The following is a summary of my drasha that I delivered at the AIPAC Shabbaton this past Shabbat.
Parshat Ki Tissa is one of the most dramatic parshiyot in the entire Torah. It tells a story of the ultimate betrayal when the Bnei Yisrael worshiped the golden calf and the subsequent reconciliation between God and our people. After we sinned, God called Bnei Yisrael an “am kshey oref,” or “a stiff-necked nation.” The image that is conveyed by being stiff-necked is that I can’t turn my neck in either direction for a different view or a different perspective. God called the Bnei Yisrael stiff-necked because they are a nation that didn’t listen, they are a people that will refuse to listen and therefore, God later tells Moshe that an angel, and not God, will lead them into the Promised Land.

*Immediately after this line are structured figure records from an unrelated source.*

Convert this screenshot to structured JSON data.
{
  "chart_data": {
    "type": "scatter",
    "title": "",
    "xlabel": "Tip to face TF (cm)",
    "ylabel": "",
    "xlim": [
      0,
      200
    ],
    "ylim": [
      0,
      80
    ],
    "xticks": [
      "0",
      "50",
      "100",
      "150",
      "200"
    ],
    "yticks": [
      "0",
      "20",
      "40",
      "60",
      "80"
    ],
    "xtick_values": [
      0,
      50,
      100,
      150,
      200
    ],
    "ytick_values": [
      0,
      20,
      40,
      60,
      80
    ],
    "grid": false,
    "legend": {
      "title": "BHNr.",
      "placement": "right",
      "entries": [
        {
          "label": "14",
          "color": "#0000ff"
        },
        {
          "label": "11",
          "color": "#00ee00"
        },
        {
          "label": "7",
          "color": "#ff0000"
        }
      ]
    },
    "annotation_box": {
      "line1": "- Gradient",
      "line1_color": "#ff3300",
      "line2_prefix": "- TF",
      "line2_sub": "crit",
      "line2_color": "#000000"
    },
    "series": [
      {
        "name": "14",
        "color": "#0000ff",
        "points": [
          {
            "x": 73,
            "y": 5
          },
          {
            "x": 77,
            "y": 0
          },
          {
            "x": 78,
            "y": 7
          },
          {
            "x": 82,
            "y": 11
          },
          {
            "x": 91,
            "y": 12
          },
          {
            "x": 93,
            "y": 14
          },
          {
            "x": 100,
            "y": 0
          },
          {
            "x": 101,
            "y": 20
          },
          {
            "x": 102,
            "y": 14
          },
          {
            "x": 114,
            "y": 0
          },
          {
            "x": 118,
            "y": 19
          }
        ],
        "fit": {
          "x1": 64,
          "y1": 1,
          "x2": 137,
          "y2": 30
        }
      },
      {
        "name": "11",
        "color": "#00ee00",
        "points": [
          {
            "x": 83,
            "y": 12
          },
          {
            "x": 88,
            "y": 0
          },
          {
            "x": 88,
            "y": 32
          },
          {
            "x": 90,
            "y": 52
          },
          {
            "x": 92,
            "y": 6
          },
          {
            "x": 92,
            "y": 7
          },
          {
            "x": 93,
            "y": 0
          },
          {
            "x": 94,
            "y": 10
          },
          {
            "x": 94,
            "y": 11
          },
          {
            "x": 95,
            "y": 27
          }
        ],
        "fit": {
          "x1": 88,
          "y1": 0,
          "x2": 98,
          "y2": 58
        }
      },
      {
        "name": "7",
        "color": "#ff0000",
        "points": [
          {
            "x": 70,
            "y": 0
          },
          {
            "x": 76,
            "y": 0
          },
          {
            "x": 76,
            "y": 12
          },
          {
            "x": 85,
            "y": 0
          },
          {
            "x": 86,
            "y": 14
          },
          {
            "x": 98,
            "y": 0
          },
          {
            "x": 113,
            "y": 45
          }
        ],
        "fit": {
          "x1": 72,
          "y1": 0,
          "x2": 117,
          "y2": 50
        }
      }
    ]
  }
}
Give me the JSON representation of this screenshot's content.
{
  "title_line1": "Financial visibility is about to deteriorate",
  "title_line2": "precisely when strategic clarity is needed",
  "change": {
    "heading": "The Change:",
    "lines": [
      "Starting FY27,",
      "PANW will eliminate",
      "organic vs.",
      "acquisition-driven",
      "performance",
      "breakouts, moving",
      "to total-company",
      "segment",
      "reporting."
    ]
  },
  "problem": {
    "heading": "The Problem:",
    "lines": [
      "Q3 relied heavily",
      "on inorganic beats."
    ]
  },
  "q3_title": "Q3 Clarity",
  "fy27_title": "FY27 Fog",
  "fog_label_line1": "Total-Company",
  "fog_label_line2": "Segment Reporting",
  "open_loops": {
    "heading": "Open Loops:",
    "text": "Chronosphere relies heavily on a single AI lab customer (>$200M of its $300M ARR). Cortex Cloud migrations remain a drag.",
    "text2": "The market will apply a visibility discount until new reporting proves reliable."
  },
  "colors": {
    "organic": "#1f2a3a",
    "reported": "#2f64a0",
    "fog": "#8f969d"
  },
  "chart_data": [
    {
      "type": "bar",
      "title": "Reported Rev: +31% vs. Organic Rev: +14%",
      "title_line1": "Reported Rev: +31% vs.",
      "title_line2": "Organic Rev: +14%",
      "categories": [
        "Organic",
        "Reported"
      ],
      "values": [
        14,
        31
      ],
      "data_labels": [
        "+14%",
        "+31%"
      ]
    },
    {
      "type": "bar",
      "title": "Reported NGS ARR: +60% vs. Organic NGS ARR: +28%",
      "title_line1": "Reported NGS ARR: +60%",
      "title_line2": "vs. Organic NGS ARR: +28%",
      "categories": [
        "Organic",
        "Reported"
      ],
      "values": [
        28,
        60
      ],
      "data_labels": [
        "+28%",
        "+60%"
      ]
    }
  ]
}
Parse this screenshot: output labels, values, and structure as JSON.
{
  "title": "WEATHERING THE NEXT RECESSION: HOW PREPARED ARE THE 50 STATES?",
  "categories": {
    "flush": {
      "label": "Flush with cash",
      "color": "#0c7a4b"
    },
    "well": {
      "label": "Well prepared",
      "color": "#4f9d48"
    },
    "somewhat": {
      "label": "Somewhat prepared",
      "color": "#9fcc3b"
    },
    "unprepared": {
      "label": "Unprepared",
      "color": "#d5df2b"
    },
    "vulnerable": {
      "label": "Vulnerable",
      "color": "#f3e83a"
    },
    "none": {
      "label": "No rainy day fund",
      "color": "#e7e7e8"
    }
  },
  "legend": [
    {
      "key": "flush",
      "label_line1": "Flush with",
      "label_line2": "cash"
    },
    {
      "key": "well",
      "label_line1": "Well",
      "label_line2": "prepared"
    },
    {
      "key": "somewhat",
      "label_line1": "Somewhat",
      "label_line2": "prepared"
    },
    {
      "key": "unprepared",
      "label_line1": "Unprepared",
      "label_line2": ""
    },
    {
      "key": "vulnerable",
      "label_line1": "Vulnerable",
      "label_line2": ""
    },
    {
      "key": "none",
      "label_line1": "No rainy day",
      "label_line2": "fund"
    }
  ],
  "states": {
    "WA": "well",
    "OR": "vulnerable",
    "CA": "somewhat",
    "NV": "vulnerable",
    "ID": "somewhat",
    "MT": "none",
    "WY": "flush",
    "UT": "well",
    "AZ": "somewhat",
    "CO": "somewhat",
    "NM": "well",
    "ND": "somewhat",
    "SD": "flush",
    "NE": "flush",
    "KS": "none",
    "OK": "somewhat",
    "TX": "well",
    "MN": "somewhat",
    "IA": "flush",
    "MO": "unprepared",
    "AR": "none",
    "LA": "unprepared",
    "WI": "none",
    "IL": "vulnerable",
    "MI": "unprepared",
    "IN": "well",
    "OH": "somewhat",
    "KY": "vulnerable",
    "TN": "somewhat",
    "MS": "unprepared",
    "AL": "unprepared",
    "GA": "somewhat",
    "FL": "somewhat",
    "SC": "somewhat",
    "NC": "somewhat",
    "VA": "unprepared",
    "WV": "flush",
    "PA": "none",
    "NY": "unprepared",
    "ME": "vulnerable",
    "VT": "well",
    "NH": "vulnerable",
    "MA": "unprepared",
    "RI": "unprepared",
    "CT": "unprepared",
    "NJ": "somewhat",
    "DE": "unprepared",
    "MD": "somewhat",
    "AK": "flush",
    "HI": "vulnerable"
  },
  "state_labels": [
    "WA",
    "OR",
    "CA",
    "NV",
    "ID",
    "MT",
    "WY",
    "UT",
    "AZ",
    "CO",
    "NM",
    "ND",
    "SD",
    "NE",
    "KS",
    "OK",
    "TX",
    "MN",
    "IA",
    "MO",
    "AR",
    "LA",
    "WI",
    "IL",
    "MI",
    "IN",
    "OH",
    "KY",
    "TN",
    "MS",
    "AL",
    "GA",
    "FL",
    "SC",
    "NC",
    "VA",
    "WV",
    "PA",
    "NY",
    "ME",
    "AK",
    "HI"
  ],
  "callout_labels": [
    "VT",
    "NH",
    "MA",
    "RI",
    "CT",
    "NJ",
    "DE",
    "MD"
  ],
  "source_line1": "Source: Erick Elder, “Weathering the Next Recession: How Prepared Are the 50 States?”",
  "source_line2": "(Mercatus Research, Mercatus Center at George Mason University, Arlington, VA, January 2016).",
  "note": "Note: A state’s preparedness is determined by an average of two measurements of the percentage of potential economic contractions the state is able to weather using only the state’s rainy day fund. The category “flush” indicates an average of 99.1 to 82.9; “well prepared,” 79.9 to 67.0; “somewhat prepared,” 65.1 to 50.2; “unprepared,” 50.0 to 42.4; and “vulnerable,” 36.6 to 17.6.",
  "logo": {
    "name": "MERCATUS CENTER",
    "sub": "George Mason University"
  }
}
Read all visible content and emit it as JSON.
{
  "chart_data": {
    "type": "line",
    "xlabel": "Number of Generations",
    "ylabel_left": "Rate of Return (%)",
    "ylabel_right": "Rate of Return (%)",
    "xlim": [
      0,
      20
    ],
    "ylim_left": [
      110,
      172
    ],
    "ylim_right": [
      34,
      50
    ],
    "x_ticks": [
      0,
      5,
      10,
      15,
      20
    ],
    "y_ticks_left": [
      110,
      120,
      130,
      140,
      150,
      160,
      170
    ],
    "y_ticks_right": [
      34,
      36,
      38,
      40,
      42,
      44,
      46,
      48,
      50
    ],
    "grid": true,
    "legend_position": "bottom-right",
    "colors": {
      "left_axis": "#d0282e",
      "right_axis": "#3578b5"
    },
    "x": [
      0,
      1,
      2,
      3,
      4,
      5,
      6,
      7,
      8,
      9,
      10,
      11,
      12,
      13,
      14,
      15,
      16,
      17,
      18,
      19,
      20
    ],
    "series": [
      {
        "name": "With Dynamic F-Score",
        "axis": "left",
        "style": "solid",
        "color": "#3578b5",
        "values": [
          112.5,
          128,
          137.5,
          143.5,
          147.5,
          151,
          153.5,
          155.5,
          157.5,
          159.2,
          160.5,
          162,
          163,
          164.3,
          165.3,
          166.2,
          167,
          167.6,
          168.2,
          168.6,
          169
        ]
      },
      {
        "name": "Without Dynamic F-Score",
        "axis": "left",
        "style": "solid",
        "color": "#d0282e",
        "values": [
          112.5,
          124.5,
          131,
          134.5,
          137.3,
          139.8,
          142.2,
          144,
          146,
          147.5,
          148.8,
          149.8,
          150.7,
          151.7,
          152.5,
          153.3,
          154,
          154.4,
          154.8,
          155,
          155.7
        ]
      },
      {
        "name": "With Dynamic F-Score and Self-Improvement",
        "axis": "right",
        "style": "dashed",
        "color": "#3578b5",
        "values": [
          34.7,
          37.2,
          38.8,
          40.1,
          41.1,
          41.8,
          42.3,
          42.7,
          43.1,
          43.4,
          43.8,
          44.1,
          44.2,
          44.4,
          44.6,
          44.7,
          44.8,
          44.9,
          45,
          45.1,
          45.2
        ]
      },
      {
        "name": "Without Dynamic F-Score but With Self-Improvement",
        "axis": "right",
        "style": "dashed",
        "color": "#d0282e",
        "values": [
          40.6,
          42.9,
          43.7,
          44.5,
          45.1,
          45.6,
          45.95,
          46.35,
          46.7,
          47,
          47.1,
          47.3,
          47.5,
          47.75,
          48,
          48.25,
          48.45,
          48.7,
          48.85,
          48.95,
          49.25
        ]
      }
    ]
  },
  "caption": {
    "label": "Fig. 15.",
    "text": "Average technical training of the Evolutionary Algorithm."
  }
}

Later in the Parsha, Moshe pleads with God to lead the Bnei Yisrael directly without an angel as an intermediary because “am kshey oref hu,” i.e., they are a stiff-necked nation. Why, though, does Moshe use the exact argument that God used as a reason to distance Himself from the Bnei Yisrael? Why didn’t Moshe say that, yes, they are stiff-necked, but please still dwell amongst them because they are kind-hearted people, or they have some other redeeming qualities? The Ramban (Nachmanides, 13th century Spanish Biblical commentator) explains that Moshe turned to God and said that the reason why God argued that he needs to distance Himself from them is the exact reason why they need Him.
What was God’s argument and what was Moshe’s argument? There is, at least, a duality in our relationship with God. On the one hand, God is our King and God advanced the argument that since He is our king and, being stiff-necked, we were disloyal by worshipping the golden calf, then the natural result is that He should distance Himself from us. However, Moshe turned to God and said, “God, You are not merely our King. You are our Mother. You are our Father. When does a child need a parent the most? Not when he’s an A student. The child needs a parent the most when the child is struggling, when he’s failing and when he’s being “kshey oref.”” Ultimately, Moshe’s argument wins the day because ultimately, God and Bnei Yisrael are family, and family members never give up on each other.
Beyond the obvious implications of this discussion on how we raise our children, this discussion has implications for our relationship with the state of Israel. At times, it is legitimate to criticize Israel, perhaps for certain governmental policies or perhaps because of some of its religious policies. Indeed, after the Kotel controversy, there was tremendous criticism of how the Israeli government flip-flopped on its policy. There were even voices that we should curtail support of the state of Israel because these policies. This should never happen. Even if we believe at times that the state or the government of Israel is “kshey oref,” our support must remain unwavering. Why? Because we are all family. It is my hope and prayer that throughout the AIPAC Policy Conference we should learn and listen, argue and debate, but also emerge with a stronger feeling of unwavering support for our beloved country even if at times we disagree with certain policies because, after all, we are family.